ILOILO CITY—Inmates demanding transfer to another facility went on a rampage in a jail in Antique, shot dead a prison guard and wounded several others on Thursday, according to authorities.
The 16 inmates, including two believed to be directly involved in the killing of the jail guard, surrendered by midnight Thursday after a six-hour standoff inside the jail in the town of San Jose, the Antique capital.
Chief Insp. Gilbert Gorero, San Jose police chief, identified the slain jail guard as Romar Saquibal, 40, who took a bullet in the nape. His body was found near one of the jail cells after the standoff.
No one among the rest of the 172 inmates was injured in the rampage, the police chief said in a phone interview.
Investigators of the Antique police said the rampage started past 5 p.m. when Saquibal accosted and frisked inmate Christopher Fernando, 26, after the jail guard saw objects he thought to be weapons being thrown into the jail across the facility’s eight-foot high concrete fence.
Fernando and other still unidentified inmates, however, overpowered Saquibal. Fernando was able to wrest a .45 cal. pistol from the jail guard while another inmate identified as Lloyd Francisco, 21, was brandishing a .38 cal. revolver. It wasn’t clear if it was Fernando or Francisco, who are both facing murder cases, who shot the jail guard and where Francisco’s gun came from.

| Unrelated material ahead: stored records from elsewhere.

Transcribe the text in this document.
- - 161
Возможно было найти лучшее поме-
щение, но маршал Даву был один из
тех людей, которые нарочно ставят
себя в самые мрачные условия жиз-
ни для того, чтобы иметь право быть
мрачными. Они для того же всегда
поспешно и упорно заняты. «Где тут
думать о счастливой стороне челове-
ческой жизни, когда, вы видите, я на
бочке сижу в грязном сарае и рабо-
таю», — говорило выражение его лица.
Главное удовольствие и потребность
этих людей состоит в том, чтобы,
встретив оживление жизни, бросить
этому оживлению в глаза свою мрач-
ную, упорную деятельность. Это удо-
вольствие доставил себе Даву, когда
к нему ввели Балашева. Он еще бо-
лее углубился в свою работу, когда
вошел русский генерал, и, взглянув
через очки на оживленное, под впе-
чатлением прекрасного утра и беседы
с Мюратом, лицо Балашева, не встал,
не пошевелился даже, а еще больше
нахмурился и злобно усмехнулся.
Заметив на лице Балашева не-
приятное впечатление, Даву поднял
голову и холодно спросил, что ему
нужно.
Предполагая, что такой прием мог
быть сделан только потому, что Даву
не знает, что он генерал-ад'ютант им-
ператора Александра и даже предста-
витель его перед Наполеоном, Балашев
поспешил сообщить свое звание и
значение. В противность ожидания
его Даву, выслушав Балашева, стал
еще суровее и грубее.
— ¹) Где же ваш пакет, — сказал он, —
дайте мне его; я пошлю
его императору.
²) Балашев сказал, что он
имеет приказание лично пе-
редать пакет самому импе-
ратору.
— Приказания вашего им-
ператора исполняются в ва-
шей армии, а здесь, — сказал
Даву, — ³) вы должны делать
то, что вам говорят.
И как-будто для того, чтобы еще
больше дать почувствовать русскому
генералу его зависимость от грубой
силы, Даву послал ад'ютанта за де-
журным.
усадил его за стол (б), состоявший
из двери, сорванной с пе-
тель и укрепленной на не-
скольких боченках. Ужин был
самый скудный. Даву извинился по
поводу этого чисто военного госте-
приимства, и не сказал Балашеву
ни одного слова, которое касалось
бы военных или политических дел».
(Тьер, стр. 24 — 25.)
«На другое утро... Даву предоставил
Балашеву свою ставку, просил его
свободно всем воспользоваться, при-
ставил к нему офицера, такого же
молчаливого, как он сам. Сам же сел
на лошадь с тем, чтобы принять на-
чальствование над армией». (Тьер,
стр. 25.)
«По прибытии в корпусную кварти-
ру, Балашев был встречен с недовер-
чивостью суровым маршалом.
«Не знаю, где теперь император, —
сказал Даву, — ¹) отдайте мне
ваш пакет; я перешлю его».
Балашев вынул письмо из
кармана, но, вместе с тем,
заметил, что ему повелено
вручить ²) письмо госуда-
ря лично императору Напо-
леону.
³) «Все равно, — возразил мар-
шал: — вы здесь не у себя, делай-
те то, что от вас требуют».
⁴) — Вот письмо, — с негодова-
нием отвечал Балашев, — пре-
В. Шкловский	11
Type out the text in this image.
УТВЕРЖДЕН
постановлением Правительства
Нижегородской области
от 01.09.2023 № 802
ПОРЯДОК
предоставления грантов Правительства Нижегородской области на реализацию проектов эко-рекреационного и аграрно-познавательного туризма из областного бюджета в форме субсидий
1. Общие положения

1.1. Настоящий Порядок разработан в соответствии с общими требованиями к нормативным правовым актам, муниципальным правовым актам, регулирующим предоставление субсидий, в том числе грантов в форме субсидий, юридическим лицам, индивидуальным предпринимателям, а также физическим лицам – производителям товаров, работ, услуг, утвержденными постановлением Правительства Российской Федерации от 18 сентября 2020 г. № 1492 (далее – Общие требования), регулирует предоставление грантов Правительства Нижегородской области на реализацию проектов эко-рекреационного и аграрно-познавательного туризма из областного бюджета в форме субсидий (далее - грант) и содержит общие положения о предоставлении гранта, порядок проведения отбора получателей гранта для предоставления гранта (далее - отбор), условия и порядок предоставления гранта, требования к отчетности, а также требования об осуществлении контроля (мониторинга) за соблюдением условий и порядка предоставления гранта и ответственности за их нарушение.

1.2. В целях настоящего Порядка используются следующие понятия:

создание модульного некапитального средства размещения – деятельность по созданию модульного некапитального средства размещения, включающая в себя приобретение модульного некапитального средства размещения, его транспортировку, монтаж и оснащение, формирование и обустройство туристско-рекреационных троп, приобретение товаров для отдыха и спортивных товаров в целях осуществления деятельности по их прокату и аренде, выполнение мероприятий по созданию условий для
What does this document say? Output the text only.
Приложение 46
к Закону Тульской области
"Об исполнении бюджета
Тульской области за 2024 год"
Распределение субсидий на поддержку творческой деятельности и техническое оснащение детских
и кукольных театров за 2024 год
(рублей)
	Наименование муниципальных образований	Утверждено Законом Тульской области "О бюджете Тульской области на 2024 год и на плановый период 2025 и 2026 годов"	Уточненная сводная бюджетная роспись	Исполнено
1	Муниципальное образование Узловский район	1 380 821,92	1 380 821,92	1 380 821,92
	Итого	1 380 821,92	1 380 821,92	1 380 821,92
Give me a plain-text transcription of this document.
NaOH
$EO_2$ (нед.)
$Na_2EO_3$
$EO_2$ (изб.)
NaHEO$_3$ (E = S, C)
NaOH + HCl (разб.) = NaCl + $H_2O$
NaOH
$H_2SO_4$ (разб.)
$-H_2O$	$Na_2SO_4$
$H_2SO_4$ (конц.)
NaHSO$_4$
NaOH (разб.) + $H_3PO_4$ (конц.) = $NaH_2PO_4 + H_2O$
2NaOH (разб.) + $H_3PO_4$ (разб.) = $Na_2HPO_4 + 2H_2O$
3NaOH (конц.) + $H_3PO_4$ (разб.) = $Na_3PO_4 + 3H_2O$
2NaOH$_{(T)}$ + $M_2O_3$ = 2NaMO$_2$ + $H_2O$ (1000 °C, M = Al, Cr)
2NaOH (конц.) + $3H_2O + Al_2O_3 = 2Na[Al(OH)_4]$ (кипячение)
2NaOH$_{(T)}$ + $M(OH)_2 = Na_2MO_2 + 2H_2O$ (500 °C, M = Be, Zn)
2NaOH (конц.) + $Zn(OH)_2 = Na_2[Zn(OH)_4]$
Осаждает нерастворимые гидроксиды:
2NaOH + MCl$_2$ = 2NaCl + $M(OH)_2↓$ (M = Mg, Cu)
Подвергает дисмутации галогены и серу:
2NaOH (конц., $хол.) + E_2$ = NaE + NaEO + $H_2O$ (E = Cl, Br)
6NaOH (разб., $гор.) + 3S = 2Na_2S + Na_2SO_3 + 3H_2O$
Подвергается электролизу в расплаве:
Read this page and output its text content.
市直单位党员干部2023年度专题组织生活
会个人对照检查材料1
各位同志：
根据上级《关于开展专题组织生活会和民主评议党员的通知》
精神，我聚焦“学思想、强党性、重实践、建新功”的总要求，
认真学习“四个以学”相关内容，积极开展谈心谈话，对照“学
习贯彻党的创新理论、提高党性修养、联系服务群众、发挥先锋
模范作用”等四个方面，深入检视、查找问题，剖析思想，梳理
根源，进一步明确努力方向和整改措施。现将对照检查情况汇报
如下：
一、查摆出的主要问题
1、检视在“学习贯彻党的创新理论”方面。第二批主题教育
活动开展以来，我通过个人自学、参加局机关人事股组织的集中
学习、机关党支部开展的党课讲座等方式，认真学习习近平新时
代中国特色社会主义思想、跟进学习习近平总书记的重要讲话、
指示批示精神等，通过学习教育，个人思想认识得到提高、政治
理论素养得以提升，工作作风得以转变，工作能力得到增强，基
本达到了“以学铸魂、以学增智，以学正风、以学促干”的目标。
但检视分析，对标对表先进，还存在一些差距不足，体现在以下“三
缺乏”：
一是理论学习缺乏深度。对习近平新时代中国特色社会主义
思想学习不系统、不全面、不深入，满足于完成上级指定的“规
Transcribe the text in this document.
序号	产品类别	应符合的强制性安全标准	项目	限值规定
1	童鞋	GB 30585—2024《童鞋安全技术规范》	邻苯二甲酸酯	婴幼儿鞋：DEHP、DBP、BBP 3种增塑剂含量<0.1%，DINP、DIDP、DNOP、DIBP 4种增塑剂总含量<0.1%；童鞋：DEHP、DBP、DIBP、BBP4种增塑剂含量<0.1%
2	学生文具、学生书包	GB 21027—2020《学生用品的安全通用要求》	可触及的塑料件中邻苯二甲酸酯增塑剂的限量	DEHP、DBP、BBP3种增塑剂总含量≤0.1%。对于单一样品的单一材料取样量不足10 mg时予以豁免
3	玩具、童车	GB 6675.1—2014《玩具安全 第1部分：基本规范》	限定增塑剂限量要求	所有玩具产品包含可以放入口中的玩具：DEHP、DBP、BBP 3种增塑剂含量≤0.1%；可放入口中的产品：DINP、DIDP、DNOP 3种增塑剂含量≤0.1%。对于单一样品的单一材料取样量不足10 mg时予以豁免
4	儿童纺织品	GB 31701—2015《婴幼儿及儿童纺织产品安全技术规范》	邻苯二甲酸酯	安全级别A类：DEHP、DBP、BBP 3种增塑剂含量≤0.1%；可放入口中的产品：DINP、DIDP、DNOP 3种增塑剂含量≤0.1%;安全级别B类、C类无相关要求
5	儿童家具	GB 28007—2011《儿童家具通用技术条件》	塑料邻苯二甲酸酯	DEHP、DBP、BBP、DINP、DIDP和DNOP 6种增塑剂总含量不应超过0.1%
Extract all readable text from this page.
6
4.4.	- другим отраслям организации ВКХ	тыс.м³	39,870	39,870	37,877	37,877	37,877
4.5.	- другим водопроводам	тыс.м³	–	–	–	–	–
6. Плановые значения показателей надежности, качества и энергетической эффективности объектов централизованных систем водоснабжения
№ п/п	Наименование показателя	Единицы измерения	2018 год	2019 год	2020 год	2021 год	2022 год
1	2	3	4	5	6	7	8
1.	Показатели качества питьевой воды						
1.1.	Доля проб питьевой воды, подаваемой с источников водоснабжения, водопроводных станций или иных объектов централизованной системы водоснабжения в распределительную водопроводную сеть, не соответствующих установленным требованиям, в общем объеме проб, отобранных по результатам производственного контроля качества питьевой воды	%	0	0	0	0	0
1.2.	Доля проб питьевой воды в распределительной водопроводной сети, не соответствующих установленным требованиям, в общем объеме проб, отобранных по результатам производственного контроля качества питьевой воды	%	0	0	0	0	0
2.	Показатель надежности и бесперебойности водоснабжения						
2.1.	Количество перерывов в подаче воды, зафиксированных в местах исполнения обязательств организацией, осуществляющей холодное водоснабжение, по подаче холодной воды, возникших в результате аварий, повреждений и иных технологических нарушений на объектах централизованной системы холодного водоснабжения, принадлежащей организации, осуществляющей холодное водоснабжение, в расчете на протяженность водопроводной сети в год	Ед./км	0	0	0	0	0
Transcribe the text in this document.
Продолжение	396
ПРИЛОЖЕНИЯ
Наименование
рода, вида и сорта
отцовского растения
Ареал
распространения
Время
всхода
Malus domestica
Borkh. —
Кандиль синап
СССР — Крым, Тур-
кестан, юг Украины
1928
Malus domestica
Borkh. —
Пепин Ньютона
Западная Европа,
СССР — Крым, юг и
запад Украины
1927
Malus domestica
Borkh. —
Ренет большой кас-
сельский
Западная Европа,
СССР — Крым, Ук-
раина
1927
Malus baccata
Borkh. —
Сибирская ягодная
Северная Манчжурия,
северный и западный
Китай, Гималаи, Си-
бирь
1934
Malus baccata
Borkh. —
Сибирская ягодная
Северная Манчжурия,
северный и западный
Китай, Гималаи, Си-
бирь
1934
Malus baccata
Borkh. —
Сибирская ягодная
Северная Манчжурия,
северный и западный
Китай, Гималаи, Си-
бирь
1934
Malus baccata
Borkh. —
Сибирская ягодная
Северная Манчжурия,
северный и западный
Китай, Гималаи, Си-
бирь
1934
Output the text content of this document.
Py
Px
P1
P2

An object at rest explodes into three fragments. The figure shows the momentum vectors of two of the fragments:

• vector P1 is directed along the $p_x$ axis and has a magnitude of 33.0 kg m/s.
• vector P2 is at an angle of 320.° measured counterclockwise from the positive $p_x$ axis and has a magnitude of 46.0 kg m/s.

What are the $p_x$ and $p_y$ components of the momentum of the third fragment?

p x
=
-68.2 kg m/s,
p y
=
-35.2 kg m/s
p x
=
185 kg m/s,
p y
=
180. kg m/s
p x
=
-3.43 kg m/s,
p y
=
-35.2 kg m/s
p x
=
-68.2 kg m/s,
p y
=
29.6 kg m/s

Police, however, said that after Saquibal was fatally shot, Fernando and Francisco threatened to shoot the other inmates and explode a grenade if policemen and the other jail guards didn’t enter the prison. It wasn’t clear, too, where the two inmates got the grenade.
“They demanded to be transferred and asked for a getaway vehicle,” Gorero said.
The inmates, he said, were protesting overcrowding. Sitting on a 300 square meter compound, the jail has four cells with 172 inmates.
The inmates, said Gorero, also demanded the return of the former warden, Senior Insp. Precel Arevalo, who had been transferred a day before the rampage.
Negotiators were called in to end the crisis. Midway in the standoff, negotiators granted the prisoners’ demand for food, water and cigarettes. They also offered to transfer them to another prison facility.
Fernando, Fransciso and 14 other inmates later surrendered and were brought to the San Jose police station.
Gorero said it appeared that Fernando and Francisco were the ring leaders. A task force was formed to investigate the rampage.